IT shops are poised to handle the challenges of modern data centers head-on, but aren't ignoring some of the not-so-sexy tasks that keep those data centers running. The latest incarnation of TechTarget's IT Priorities Survey indicates a shifting -- sometimes subtle, sometimes rather dramatic -- of focus to newer techs and applications such as internet of things, IT automation, big data analysis and software-defined infrastructure.
Now in its ninth year, our survey queried 971 IT professionals about the key application, infrastructure and environmental initiatives that their companies will be undertaking in the coming year. The respondents represented a wide range of industry verticals based in North America.
What occupies IT pros
Our respondents also demonstrated an equally broad variety of interests and expertise. When we asked how they spent most of their time, general IT management (cited by 27% of respondents), security (23%) and networking (22%) were the most cited activities, but they were followed by a fairly bunched up cluster that ranged from application development (19%) to the trending DevOps (8%).
These numbers changed very little from those reported in last year's survey, possibly reflecting the traditionally slow pace of change in IT. When we look at those same numbers broken down by company size, we start to see some differentiation, but regardless of company size, security finished in the top three for respondents from all company size segments, reflecting the perilous nature of global communications.
Planning for 2017
Regardless of where IT professionals are currently devoting their time and efforts, most shops have a slate of new initiatives planned for 2017, mingling forward-looking technologies with the more practical chores. Thirty-five percent of survey respondents said automating IT processes was at the top of their IT priorities 2017 to-do lists, followed by the seemingly endless cycles of network upgrades (31%) and compliance efforts (31%). Still, those somewhat mundane efforts were followed by a couple of more buzzword-worthy challenges that may present more stimulating challenges: big data analytics (30%) and hybrid IT melding on-premises infrastructures with cloud services (27%).
The top four or five priorities appear to be getting fairly equal attention, but if we look at the data by company size more dramatic differences are revealed. For respondents at big companies (those with more than 10,000 employees), the lists of 2017 initiatives start with big data analytics and IT automation, both cited by 44% of respondents. Midsize companies -- those with 1,000 to 10,000 employees -- are also focused on IT automation, but are leaning equally toward compliance (both selected by 39% of respondents). Topping the list for companies with 1,000 or fewer employees, on the other hand, is upgrading their networks.
Given its growing presence in many companies large and small, we asked an IoT-specific question and received surprising results. The question was about users' choices among available IoT platforms, and perhaps the most eye-opening result was the mere 11% who noted that they were not using any IoT platforms at this time. IoT spans such a broad swath of applications, technologies and processes that it appears to be approaching ubiquity in enterprise data centers.
IT priorities: 2017 budgets get a bump up
Regardless of what implementations or infrastructure a company has its sights set on, it's likely that IT managers will have some money to invest in those efforts.
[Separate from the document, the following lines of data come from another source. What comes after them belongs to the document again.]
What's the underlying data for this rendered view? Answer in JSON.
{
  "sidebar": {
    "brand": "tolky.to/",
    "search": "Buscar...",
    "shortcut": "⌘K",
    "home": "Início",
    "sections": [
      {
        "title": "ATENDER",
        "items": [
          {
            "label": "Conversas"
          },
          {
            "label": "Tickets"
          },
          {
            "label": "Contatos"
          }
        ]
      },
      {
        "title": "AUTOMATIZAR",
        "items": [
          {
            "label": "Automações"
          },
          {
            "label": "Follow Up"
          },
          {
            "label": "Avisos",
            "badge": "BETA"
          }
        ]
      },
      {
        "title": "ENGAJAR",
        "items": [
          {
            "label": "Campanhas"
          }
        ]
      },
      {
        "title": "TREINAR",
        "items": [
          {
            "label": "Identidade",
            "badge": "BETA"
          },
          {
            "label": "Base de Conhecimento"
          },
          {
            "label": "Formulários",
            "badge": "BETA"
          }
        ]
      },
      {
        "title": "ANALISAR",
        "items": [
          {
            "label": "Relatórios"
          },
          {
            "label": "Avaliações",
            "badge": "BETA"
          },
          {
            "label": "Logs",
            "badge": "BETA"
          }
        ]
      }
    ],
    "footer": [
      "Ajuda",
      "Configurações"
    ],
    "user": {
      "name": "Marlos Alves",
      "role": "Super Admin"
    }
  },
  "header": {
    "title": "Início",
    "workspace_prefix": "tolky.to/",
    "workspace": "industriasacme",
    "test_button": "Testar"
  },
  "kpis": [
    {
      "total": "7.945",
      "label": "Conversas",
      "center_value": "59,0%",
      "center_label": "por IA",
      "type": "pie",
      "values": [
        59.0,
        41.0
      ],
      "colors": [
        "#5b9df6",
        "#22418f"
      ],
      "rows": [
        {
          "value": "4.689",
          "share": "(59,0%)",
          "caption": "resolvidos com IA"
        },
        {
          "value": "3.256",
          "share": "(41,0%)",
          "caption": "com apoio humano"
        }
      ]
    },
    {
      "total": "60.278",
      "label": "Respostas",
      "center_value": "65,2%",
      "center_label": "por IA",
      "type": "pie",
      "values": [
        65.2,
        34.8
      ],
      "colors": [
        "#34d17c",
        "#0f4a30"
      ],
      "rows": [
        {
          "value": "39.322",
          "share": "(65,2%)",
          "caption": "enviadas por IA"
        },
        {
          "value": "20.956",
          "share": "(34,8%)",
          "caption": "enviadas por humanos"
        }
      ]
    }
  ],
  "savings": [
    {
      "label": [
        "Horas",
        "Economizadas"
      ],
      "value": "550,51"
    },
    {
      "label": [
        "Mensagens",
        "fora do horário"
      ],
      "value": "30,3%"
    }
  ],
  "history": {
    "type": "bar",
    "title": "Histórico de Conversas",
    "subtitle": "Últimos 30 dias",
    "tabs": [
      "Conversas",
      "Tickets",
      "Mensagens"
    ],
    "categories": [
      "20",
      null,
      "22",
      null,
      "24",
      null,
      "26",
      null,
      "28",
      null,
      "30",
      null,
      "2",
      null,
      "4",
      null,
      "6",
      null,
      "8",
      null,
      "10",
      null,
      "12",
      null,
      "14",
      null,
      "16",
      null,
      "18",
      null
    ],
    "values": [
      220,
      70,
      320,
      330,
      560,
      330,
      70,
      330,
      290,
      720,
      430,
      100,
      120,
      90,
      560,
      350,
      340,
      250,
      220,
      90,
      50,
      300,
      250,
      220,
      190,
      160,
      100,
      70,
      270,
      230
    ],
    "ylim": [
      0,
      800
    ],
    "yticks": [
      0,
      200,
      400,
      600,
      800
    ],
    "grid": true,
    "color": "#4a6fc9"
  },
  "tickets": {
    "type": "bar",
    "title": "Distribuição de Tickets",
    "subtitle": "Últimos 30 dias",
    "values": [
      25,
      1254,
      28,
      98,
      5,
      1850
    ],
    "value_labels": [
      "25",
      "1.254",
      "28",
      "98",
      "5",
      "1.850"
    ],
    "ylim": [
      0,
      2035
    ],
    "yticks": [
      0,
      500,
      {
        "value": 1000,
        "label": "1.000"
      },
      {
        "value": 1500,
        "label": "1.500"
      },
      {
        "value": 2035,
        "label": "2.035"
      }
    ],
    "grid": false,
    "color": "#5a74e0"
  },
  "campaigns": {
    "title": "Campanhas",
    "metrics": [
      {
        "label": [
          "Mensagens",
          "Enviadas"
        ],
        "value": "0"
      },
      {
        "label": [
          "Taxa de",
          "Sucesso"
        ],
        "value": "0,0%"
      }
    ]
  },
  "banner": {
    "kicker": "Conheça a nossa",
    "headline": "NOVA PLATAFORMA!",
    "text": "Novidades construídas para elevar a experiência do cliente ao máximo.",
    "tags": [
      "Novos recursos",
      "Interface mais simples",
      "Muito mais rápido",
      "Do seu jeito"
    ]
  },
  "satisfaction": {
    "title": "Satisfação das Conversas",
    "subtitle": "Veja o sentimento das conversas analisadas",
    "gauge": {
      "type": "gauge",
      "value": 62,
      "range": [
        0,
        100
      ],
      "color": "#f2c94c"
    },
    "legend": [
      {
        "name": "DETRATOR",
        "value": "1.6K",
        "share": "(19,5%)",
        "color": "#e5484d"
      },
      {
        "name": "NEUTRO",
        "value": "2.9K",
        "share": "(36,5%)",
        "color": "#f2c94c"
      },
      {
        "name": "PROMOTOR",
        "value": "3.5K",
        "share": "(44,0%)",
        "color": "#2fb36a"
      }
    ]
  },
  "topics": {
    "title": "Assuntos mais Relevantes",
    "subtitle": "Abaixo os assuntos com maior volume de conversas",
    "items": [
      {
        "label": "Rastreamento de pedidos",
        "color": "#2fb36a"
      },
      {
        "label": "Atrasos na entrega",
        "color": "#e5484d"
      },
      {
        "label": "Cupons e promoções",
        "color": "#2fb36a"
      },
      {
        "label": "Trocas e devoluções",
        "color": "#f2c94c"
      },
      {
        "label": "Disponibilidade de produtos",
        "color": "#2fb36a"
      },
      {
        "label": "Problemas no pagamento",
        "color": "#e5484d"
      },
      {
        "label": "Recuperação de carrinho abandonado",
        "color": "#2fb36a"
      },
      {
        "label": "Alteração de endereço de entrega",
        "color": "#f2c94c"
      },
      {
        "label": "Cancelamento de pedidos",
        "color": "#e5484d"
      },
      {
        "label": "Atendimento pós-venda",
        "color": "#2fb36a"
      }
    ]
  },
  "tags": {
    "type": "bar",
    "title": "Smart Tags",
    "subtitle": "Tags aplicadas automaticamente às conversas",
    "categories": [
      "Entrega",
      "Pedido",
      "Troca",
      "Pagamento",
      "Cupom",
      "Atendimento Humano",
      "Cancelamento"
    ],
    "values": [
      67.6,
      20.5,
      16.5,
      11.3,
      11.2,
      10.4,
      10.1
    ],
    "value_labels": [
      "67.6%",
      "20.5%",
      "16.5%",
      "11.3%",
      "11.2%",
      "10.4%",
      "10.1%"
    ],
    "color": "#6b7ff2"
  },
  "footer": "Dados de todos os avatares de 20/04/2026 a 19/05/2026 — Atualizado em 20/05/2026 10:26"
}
Overall, IT Priorities Survey respondents indicated that their IT budgets will rise an average of 5.7% -- nearly a full percentage point above last year's increase. Of course some shops will see their budgets whittled down a bit; on average, budgets will dip 4.2% for those who reported that their budgets would experience some downsizing in 2017. The brighter side of that picture is that we see a substantial average increase of 10% at companies fortunate enough to have IT budgets that are growing.
As with technology initiatives, size matters, but in a somewhat surprising twist, smaller companies will enjoy bigger IT budget increases (6%) than their midsize (5%) or big brethren (5.3%).
Fortifying the data center
Despite the rise of cloud computing services, the data center is still the centerpiece of corporate information systems, even as it is being remade into a more hybrid environment that embraces those encroaching cloud-based services.
In fact, when asked to indicate their data center infrastructure priorities for 2017, nearly a third (32%) of respondents selected hybrid cloud. That melding of in-house and external resources trailed only two other planned infrastructure projects that are more of a maintain-and-monitor ilk: Server virtualization led the list at 40%, followed closely by systems management (39%).
Automation was again on our respondents' minds as the fourth most popular pick for data center infrastructure projects was automating configuration and provisioning of resources (30%).
Much further down on the list but still pulling favorable numbers given their relative newness and novelty are network virtualization (14%) and containers (12%), both of which are likely to garner more interest and activity over the next few years.